Он бил наотмашь, от плеча, крутил клинок над головой, с истошными воплями, он заставил Ее прекратить свою людоедскую трапезу.
Он вынудил Ее завертеться вихрем. Ее гигантские когти хватались за воздух, пытаясь поймать его, того, кто заставил ужас испытывать страх!
И он приблизился вплотную, ощутил вонь Ее грязного тела, и хотя слезы отчаяния и боли мешали обзору, не останавливался ни на миг. В любой другой день его руки давно бы отсохли от веса меча, но сейчас он был даже неощутим.
Рот пересох от жажды, но ее могла утолить только черная кровь!
О, и она утолила! Кровь брызнула ему прямо на глаза и на губы, он почувствовал вкус железа или, скорее, ржавчины, которая покрывает клинки, что покоятся в  брошенных каирнах и курганах.
Ее рев. Ее визг и жалкое подобие слов устремились к потемневшему небу.
И безобразная морда была еще сильнее изуродована новой глубокой раной, шедшей от высокого лба и до самой скрюченной шеи.
Ее отвислые груди отяжелили и потекли болотной жижей.
Тварь бросилась бежать, хватаясь за морду своими костлявыми пальцами.

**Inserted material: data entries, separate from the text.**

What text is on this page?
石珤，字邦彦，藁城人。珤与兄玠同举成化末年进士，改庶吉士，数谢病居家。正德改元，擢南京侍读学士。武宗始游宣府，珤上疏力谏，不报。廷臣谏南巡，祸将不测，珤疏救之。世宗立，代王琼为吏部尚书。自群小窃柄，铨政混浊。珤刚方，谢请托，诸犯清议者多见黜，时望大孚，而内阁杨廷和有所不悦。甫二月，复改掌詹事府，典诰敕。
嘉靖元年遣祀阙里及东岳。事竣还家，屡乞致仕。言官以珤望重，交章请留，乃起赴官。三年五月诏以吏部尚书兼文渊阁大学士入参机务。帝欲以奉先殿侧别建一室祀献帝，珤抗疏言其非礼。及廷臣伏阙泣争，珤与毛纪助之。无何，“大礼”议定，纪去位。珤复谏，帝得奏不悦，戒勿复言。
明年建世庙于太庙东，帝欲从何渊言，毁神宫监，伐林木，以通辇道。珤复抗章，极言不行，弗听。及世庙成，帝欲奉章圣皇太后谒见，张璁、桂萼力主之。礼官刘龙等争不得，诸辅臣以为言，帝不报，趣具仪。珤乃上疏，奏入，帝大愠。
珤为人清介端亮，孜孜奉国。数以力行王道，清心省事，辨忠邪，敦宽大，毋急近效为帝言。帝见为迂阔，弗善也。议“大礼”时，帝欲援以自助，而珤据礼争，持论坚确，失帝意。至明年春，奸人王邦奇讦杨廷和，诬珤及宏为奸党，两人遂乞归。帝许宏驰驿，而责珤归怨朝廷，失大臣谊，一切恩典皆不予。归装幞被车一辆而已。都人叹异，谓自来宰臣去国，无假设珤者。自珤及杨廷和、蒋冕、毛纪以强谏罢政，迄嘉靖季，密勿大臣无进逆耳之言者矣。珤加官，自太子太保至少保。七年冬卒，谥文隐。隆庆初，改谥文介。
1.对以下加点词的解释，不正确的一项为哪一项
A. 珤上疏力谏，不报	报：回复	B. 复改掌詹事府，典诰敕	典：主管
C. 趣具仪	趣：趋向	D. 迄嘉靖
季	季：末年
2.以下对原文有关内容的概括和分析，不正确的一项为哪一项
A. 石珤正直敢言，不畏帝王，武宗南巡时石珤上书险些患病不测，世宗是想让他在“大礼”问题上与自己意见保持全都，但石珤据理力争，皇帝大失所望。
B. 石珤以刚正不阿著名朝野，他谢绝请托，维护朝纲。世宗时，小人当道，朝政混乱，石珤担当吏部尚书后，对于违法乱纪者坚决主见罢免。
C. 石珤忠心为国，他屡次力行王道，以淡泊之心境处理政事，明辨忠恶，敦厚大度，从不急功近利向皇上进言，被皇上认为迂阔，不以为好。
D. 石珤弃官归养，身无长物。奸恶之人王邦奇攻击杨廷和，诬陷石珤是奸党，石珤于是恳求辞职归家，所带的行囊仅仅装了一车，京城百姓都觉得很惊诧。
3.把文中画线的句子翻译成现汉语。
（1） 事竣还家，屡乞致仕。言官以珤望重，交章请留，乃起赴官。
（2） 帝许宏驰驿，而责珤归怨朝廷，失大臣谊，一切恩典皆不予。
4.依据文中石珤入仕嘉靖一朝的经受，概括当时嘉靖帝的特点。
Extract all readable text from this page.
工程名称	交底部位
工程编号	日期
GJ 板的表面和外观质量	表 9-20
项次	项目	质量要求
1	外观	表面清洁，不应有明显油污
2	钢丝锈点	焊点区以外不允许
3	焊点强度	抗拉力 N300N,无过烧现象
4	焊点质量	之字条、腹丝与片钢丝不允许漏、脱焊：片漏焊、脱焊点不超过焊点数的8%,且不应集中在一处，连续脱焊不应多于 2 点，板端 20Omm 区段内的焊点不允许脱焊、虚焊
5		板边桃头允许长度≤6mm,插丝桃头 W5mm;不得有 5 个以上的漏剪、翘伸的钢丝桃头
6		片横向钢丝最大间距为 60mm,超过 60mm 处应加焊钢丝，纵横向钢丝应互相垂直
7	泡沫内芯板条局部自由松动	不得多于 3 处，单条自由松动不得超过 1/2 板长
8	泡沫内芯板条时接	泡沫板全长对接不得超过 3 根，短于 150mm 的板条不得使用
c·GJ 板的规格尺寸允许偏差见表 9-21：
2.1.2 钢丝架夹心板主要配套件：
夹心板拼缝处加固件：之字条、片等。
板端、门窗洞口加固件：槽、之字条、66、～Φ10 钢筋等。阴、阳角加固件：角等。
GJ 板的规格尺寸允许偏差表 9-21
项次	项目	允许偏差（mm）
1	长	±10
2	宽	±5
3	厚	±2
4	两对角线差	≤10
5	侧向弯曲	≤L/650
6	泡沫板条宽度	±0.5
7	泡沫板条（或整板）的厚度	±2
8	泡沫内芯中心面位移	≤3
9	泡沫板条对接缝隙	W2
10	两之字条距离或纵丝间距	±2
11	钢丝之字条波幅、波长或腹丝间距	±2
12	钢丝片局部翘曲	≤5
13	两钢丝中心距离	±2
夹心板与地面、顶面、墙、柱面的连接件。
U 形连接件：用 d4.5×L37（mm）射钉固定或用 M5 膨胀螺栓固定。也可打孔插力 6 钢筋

- Крррил! Скрив! Гриск!!! – выла Она.
А он…упал на колени, и упал с одной целью – обхватить обглоданные останки тех, кого любил больше самого Бога.

***
Иезекииль Макадамс проснулся в местах, где солнце заходило раньше, чем успевало взойти. Поседевший раньше положенного срока шотландец открыл слезящиеся от лихорадки глаза и возненавидел себя так страшно, что был готов размозжить собственную голову о ближайшее бревно, коих вокруг было хоть отбавляй, ибо мужчина уснул посреди сплошного валежника.
Местные прозвали здешние леса тропами троллей, из-за того что тысячи деревьев лежали вповалку, иногда с вырванными из под земли корнями, словом, так, будто какой-то перебравший хмельной кровушки тролль, удирал в свою пещеру.
- Ступай Тропою троллей, чужеземец…Тебе повезло, у тебя есть кобылка. Ты всегда сможешь откупиться, скормив ее им, - говорил сморщенный саам, наглотавшийся мухоморов.
Иезекииль кивал, прислушивался, но полагал иначе – у этого явления другая причина, куда более жуткая и кровожадная, чем самые злобные тролли.
Шотландец, преодолевая боль в костях (их ломило), выбрался из-под мехового плаща, просунул ноги в обитые сталью сапоги и протопал до ближайших поваленных елей и сосенок, которые не смог разглядеть в темноте, а она наступала здесь рано.
Изначально сэр Макадамс собирался двигаться всю ночь, изредка давая кобыле перевести дух, но внезапно проявившаяся хворь, разрушила все его планы. Теперь мужчина не сможет завершить начатое еще много дней, а, возможно, и никогда вовсе.
Ему оставалось при свете серого утра разглядывать и ощупывать следы когтей на коре погибших деревьев.
- Росомаха, - заключил шотландец и прищурился.
Свирепый и опасный зверь, который, по словам здешних охотников, сдирает шкуру с их псов, но даже его силы не хватит, чтобы заставить дерево буквально утонуть в мерзлой земле.
Это значит, что этот зверь исцарапал ствол гораздо раньше, то есть, судя по вертикальному направлению следа, еще до того, как дерево упало.
Иезекииль покачал головой. Кто он такой, чтобы сейчас рассуждать? Обычный лишенный земли и титула рыцарь, не охотник и не какой-нибудь баронский шериф, способный по запаху определить, где воры зарыли свою добычу…
Нет, он отчаявшийся человек, который больше всего страшился вот так вот бегать по всему миру, снедаемый местью и жуткими воспоминаниями прошлого.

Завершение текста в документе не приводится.